After poring over the bullet points, the suggestions appeared to me, at least, to be more common sense than strategies that could only be divined through, say, a 30-year career in auditing.

But as I've said in this space several times before, this is not your father's audit firm. The profession's landscape has changed and will continue to evolve - and not just as a result of the past accounting scandals or tighter regulations. The demographics are different, as are career goals and challenges.

Which is no doubt why the committee dedicated a sizeable portion of the report to accounting education and recruitment, including a push to gain more minority representation. Again, on paper it sounds like a no-brainer, but if statistics are any indication, some progress has been made, but there's still a ways to go.

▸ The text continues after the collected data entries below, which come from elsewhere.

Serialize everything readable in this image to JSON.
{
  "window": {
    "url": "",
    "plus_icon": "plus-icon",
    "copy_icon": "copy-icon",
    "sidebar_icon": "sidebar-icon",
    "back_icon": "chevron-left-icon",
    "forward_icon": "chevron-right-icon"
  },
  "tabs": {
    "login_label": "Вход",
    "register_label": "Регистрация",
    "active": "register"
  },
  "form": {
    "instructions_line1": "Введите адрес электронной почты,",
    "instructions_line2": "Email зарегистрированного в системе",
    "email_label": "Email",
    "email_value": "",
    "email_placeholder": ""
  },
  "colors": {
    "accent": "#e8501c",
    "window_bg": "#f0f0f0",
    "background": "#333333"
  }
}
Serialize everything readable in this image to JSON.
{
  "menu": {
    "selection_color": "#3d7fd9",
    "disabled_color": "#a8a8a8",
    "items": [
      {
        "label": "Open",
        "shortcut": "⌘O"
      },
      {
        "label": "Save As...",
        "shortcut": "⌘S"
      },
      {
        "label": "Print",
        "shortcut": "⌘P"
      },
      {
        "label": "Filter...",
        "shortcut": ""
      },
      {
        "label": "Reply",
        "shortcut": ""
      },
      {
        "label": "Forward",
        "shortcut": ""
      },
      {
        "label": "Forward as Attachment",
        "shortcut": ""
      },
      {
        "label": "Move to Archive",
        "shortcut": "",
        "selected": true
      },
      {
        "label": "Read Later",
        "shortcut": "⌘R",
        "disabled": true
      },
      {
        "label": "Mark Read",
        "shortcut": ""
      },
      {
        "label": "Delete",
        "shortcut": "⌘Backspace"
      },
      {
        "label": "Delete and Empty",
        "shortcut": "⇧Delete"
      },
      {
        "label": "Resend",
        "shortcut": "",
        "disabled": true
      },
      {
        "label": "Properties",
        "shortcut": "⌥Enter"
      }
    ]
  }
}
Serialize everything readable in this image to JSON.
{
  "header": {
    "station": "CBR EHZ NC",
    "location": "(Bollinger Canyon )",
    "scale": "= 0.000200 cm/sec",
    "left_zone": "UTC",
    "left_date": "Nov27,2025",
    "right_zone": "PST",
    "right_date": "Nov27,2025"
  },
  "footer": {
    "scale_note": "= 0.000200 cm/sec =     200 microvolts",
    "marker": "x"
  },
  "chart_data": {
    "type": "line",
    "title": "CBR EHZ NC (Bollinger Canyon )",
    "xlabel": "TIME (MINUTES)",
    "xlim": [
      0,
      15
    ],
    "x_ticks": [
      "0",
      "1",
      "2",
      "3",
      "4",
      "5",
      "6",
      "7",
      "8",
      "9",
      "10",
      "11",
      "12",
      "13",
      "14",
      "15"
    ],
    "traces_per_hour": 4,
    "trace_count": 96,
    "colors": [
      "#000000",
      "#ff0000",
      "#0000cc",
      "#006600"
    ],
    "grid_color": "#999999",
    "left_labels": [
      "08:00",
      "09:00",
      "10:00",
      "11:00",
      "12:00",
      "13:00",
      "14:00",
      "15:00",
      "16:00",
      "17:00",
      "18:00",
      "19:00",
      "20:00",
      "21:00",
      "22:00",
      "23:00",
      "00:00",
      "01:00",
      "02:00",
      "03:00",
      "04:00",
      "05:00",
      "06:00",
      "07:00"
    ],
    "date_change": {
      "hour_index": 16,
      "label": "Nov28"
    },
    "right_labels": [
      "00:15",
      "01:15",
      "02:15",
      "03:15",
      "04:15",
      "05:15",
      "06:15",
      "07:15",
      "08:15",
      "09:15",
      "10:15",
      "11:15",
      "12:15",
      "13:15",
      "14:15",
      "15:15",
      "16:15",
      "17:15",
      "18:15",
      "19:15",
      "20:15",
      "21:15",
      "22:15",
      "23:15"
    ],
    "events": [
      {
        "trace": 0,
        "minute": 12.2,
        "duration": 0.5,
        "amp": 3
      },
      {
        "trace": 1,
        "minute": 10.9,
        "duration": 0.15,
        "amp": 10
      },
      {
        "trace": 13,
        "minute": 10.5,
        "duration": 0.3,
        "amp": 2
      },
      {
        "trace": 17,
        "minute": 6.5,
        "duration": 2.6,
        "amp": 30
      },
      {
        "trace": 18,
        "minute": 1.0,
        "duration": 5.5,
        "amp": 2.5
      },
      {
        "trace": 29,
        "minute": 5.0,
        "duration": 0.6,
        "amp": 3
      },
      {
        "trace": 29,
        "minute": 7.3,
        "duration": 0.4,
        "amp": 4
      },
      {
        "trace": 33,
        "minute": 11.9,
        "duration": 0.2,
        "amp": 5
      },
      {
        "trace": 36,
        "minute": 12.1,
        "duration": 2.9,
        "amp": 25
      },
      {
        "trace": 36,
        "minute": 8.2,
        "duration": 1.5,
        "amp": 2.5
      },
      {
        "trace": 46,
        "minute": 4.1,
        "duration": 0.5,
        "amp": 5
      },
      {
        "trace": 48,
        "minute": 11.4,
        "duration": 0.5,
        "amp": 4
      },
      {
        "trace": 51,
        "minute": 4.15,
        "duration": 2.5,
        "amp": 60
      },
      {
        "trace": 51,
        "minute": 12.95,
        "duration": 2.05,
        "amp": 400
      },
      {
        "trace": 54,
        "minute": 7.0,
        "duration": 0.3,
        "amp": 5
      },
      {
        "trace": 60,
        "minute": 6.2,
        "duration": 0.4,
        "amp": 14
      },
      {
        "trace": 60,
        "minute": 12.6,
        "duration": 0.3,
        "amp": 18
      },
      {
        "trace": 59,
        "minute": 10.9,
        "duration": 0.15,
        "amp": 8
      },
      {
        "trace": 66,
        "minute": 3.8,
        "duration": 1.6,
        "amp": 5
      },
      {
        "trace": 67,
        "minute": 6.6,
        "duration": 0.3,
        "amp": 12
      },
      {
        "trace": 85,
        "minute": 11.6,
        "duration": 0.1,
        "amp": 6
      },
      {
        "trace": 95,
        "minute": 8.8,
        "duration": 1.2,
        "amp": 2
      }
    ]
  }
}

The committee also called for a study of the future of accounting education to deal with the changes in financial reporting and auditing. The key word here in my opinion is "study." "Study" in Washington parlance is a euphemism for "time," and sadly, with the inevitability of convergence with International Reporting Financial Standards, the profession doesn't have a lot of that in reserve.

The U.S. college accounting curriculum has to begin preparing to train students in IFRS, and recent studies have shown that shockingly few schools have taken that initiative. If the CPA credential is going to compete seriously on a global level in a post-convergence world, work has to begin now.

That segues into a bigger problem - ensuring an adequate supply of accounting faculty, particularly Ph.Ds. No matter how that's accomplished, it's an inarguable reality that it must be addressed.

On paper, the recommendations to hone the audit profession seem sound. But as my coach and our team painfully discovered, everyone has a plan on paper until they get hit.